Video: Whitest Boy Alive: "Golden Cage"
Last year saw an embarrassment of fan-created, band-endorsed videos for the Yeah Yeah Yeahs, Tilly and the Wall, and Barenaked Ladies, among others. It was funny how you could guess how a band sounded based on what their fans made-- Yeah Yeah Yeahs fans imitated Karen O's signature wild style, while Barenaked fans sent in dork-ass footage of bedroom air-guitaring.

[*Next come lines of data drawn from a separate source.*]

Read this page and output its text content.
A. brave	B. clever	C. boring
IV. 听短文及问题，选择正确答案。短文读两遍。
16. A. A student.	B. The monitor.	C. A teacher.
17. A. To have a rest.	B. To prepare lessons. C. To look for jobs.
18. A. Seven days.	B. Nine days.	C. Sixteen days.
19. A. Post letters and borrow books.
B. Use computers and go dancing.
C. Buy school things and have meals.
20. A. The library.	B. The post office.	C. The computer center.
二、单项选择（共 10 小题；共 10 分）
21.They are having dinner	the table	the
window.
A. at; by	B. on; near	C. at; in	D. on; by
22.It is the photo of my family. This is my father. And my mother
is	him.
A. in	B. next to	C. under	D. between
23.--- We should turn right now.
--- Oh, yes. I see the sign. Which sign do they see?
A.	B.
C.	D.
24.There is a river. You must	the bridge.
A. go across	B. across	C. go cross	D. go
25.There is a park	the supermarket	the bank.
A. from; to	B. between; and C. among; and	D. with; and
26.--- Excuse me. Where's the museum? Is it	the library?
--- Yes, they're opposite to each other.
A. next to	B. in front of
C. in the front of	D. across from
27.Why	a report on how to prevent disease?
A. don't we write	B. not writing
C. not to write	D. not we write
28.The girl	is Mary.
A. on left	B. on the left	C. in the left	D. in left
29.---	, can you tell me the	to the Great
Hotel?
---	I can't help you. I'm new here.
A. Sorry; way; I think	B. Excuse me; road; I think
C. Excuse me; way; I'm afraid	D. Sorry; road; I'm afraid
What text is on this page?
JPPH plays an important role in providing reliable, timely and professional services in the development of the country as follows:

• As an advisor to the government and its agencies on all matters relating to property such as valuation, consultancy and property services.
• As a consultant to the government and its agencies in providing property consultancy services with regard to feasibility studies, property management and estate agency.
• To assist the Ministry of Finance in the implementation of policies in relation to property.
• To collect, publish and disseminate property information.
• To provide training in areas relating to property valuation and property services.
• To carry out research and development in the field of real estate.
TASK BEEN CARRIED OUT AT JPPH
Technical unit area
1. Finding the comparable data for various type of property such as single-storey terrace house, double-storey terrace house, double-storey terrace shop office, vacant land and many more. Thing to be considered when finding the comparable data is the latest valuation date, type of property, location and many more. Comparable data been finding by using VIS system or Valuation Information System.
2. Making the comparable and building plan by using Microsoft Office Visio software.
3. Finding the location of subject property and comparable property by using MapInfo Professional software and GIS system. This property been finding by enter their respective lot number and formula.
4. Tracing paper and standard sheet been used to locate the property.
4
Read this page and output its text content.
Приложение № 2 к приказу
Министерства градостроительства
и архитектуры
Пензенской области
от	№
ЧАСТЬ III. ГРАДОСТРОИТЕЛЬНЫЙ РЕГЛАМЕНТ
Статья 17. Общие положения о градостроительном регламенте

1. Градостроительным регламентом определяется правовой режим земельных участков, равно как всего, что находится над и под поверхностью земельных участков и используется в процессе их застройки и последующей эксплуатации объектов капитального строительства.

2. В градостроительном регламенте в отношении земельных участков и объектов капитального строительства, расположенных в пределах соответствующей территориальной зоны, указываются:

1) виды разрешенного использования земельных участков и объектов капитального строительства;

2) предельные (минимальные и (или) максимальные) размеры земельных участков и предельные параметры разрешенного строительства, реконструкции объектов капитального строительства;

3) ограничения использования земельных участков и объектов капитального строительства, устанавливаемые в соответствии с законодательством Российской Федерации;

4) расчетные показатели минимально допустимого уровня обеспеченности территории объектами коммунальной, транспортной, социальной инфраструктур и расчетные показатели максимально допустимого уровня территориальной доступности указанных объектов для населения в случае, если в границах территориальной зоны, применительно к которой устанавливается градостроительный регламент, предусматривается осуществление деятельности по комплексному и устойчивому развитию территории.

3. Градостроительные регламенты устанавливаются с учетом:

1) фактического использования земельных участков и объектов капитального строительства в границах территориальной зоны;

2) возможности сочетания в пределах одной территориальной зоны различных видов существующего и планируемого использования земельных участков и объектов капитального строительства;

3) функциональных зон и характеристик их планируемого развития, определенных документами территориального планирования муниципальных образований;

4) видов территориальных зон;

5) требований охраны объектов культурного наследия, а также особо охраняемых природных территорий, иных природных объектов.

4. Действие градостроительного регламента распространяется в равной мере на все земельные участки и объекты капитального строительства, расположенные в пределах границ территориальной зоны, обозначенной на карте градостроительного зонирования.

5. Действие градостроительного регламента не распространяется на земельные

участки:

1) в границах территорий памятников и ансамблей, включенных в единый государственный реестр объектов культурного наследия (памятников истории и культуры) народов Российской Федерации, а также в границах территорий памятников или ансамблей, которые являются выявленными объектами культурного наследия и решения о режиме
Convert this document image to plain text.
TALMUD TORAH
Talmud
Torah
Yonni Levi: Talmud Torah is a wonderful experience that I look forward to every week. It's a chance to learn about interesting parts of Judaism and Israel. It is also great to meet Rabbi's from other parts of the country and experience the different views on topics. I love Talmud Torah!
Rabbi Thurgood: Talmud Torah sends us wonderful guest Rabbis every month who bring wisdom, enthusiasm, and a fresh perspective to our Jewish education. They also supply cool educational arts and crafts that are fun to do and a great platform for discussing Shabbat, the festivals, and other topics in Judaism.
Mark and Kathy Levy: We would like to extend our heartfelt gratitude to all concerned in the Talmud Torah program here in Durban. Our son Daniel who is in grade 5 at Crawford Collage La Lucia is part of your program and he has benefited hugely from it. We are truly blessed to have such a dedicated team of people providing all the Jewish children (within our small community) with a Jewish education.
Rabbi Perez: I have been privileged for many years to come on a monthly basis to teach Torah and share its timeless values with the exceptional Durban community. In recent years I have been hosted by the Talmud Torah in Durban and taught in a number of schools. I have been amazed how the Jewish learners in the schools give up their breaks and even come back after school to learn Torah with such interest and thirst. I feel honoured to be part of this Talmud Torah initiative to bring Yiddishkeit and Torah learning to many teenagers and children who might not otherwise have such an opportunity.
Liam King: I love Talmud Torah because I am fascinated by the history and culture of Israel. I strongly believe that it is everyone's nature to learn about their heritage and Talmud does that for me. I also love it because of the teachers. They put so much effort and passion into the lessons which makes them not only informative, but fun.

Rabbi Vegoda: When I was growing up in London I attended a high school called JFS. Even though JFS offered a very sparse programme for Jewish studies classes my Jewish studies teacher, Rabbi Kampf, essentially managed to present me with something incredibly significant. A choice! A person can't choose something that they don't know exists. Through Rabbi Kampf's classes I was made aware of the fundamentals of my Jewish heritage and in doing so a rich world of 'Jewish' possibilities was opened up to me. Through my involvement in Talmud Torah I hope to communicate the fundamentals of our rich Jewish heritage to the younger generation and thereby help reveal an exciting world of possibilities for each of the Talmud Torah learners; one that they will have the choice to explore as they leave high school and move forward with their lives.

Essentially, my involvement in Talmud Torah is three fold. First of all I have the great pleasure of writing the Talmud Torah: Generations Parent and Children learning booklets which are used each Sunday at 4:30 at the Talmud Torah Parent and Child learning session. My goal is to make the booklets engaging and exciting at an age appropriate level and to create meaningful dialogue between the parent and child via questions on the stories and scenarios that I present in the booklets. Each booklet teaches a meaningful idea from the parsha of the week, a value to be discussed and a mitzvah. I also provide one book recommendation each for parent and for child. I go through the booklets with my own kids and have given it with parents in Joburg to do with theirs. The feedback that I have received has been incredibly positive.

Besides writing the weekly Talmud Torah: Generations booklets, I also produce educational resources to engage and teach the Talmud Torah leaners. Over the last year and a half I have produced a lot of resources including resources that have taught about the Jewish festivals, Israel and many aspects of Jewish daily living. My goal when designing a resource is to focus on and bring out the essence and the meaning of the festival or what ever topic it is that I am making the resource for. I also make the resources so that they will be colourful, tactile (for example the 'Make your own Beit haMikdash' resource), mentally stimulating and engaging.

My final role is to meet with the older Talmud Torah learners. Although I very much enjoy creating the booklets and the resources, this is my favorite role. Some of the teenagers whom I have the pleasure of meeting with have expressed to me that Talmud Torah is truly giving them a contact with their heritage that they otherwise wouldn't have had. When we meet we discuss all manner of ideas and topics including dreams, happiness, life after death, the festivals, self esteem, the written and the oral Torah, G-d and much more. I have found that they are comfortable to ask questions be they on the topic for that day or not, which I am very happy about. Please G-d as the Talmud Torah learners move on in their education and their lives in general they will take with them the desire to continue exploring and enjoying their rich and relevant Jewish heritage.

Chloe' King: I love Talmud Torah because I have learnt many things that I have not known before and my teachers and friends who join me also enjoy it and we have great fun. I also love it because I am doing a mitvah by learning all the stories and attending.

Whitest Boy Alive, the electro/not electro project of Erlend Øye, got a fan-made video that fits their aesthetic well. Filmmaker and fan Mauro Vecchi won the contest (held by Italian online TV station QOOB TV) with his streamlined and sparse video of optical illusions. The Moire Effect, Reutersvard triangle, and Mobius strip are all explained and demonstrated in candy colors and large text. It may be the first video that could rightly be called 'infotainment' since Van Halen's "Right Now".
Each word that appears, each creation and breakdown of an optical illusion, is set perfectly to Whitest Boy Alive's clean-to-a-fault drumbeat. The video introduces itself with the text "now have a break"-- fitting, since "Golden Cage" feels like a palate-cleanser to be played between messier vidoes: it's unemotional, precise, and cautious.